Liczba aktywności: | 32 |
Średnio na aktywność: | 47.41 km i 2h 20m |
Więcej statystyk |
DPSD
-
DST
37.00km
-
Czas
02:16
-
VAVG
16.32km/h
-
Sprzęt Merida Matts TFS 100D
-
Aktywność Jazda na rowerze
+2 na starcie. Odczuwalny chłód. Słoneczko przebijało się między wysokimi chmurami ale nie było w stanie ogrzać rzeczywistości. Start - 6:12. Przy okazji smarowania łańcucha odkrywam, że zarżnąłem kolejne pedały, w tym przypadku prawy. To sprawia, że plan na powrót przez serwis. Wczoraj też zrobiłem sprawdzenie klocków hamulcowych. Jeszcze nie są zdarte ale hamowanie jest kiepskie. Jak napompuję klamką to trzymają czyli wychodzi na to, że albo zapowietrzone albo gdzieś coś wyciekło. Oj! Prosi się Błękitny o serwis, prosi. A chciałem jeszcze trochę nim pojeździć do zdarcia napędu. Tyle chyba jednak nie da rady bez hamulców. Przejazd spokojny. Na Alei Róż wyłączone światła. Mnie akurat to pasuje. Na górce pod DorJan-em widzę w centrum Zagórza mnóstwo migających pomarańczowych kogutów. Znaczy się, chłopaki coś konkretnie grzebią przy rondzie. Zjeżdżam wcześniej na chodnik po lewej żeby nie zgadywać potem jak tym razem ustawili słupki. Na miejsce docieram z poślizgiem 4 min.
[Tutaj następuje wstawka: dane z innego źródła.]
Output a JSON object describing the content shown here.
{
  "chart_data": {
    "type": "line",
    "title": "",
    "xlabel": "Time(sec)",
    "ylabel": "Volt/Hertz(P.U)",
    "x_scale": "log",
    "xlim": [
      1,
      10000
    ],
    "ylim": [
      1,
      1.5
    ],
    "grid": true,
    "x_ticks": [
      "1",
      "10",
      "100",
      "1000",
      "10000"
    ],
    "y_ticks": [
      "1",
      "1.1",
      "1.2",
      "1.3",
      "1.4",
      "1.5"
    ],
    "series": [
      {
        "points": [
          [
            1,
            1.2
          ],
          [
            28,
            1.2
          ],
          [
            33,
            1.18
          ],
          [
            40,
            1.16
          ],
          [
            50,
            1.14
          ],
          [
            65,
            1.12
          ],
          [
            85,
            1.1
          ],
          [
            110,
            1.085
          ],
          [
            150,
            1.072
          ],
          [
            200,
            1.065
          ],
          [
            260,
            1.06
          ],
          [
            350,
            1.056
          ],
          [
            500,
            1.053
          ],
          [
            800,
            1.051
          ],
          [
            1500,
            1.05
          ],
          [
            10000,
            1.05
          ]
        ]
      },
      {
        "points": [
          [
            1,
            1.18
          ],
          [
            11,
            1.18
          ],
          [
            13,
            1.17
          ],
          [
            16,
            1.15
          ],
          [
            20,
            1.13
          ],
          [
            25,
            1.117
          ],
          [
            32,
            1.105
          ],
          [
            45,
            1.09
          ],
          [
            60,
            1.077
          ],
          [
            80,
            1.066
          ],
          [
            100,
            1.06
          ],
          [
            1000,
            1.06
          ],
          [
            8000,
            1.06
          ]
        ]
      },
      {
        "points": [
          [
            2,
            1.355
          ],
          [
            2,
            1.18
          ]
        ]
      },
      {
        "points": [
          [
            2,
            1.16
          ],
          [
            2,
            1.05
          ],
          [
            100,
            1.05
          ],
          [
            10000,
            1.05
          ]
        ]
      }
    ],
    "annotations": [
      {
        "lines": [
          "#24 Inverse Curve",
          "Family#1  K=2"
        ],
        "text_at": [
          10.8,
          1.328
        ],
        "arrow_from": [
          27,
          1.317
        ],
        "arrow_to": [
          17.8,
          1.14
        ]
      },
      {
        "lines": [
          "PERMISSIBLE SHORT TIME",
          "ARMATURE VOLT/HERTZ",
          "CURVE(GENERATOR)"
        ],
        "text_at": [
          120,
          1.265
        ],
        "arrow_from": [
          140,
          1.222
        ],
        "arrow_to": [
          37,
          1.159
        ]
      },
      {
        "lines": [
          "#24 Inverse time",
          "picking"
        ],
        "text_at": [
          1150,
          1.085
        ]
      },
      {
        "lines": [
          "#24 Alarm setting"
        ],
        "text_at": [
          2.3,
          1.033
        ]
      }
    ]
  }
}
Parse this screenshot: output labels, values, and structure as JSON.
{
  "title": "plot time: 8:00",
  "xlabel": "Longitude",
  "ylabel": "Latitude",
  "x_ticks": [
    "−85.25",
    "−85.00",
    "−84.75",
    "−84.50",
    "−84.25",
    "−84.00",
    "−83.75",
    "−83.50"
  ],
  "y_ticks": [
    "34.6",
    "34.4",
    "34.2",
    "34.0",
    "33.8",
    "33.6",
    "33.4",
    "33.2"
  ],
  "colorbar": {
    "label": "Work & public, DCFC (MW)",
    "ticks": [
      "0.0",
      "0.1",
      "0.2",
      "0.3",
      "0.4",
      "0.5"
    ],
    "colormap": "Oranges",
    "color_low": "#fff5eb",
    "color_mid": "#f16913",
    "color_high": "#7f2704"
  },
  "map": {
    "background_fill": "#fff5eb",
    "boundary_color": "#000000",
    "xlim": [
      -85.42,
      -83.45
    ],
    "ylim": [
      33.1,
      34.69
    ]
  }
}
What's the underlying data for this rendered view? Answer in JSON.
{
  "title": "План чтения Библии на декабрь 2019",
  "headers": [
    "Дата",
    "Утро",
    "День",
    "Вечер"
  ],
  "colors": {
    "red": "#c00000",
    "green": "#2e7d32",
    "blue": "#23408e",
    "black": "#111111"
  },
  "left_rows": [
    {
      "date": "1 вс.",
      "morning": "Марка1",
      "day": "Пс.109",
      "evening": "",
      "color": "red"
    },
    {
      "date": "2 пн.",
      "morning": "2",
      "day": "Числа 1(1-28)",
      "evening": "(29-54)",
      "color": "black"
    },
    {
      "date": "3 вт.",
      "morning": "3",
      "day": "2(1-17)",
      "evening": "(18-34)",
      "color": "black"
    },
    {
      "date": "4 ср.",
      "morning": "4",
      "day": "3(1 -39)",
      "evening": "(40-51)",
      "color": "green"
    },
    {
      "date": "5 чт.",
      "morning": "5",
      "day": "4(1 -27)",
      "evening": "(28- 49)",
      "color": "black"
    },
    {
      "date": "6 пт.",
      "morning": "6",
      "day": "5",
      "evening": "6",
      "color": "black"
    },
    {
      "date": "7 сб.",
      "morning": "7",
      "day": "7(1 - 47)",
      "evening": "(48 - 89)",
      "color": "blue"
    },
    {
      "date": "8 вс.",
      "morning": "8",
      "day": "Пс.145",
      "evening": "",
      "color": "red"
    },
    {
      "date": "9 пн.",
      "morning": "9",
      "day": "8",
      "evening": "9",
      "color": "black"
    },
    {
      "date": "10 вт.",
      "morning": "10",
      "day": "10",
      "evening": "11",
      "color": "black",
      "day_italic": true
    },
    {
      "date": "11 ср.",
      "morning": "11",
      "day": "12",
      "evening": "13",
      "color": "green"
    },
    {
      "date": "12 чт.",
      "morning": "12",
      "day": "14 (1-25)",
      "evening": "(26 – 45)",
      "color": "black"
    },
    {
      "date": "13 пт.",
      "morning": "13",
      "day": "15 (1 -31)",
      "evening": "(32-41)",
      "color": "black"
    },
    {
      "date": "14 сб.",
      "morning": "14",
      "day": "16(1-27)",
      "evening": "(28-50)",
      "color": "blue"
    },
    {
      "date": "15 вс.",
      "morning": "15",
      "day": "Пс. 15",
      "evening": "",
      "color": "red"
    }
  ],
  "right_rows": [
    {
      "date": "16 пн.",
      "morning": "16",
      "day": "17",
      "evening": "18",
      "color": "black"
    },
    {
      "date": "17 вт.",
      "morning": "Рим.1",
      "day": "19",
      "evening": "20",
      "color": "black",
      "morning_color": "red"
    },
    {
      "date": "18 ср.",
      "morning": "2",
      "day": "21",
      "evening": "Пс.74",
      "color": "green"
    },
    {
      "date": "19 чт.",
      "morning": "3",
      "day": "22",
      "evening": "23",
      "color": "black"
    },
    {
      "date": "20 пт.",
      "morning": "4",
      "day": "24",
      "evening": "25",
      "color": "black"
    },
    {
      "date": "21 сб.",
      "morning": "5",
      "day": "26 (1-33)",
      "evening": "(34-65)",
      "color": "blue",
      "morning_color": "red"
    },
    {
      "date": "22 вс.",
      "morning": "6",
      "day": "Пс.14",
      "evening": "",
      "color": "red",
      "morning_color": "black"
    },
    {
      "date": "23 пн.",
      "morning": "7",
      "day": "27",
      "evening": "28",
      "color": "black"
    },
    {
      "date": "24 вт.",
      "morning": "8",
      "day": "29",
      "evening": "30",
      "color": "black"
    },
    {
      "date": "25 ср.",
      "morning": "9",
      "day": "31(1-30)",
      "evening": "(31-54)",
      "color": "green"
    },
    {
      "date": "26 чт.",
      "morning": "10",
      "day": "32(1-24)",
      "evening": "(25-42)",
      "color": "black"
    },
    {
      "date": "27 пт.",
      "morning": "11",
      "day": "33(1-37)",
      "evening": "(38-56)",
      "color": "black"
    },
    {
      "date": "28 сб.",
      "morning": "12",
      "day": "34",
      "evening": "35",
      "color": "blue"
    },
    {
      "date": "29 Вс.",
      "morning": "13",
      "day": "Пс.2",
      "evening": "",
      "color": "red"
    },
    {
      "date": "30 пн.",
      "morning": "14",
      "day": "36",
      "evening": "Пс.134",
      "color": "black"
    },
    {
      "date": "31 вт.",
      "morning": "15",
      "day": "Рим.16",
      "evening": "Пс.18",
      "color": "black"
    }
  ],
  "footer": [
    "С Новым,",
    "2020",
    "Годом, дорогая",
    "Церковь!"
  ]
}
GPS -1 na rondzie w centrum Dąbrowy Górniczej. Dziwne.
Po pracy ładny, słoneczny dzień. Niestety nie jest ciepło za przyczyną północnego wiatru. Czapka od razu idzie w ruch. Bez wielkiego ciśnienia przez Mec, Środulę i Stary Będzin kręcę do serwisu wymienić Błękitnemu pedały. Prawy na tym dystansie kilka razy mi się zablokował i tylko użycie przemocy dawało efekty. W sumie jednak nie dziwię się, że padły. Wg zapisków z BS-a wchodzi, że pedałki przekręciły jakieś 16,6k km. Potem jeszcze zawijam na dworzec kolejowy w Będzinie do sklepiku z akcesoriami dla zwierzaków i stamtąd prosto do domu przez Łagiszę i Sarnów. Do Sarnowa cały czas pod wiatr. Do tego po drodze jeszcze małe podjazdy więc kręcę spacerowym tempem. Nie mam ochoty na szarpaninę. Od Sarnowa wiatr miałem mieć niby z boku ale chyba nieco zmienił kierunek natarcia i znów wrażenie jakbym jechał pod prąd. Średnia wyszła nędzna ale kręcenie przyjemne.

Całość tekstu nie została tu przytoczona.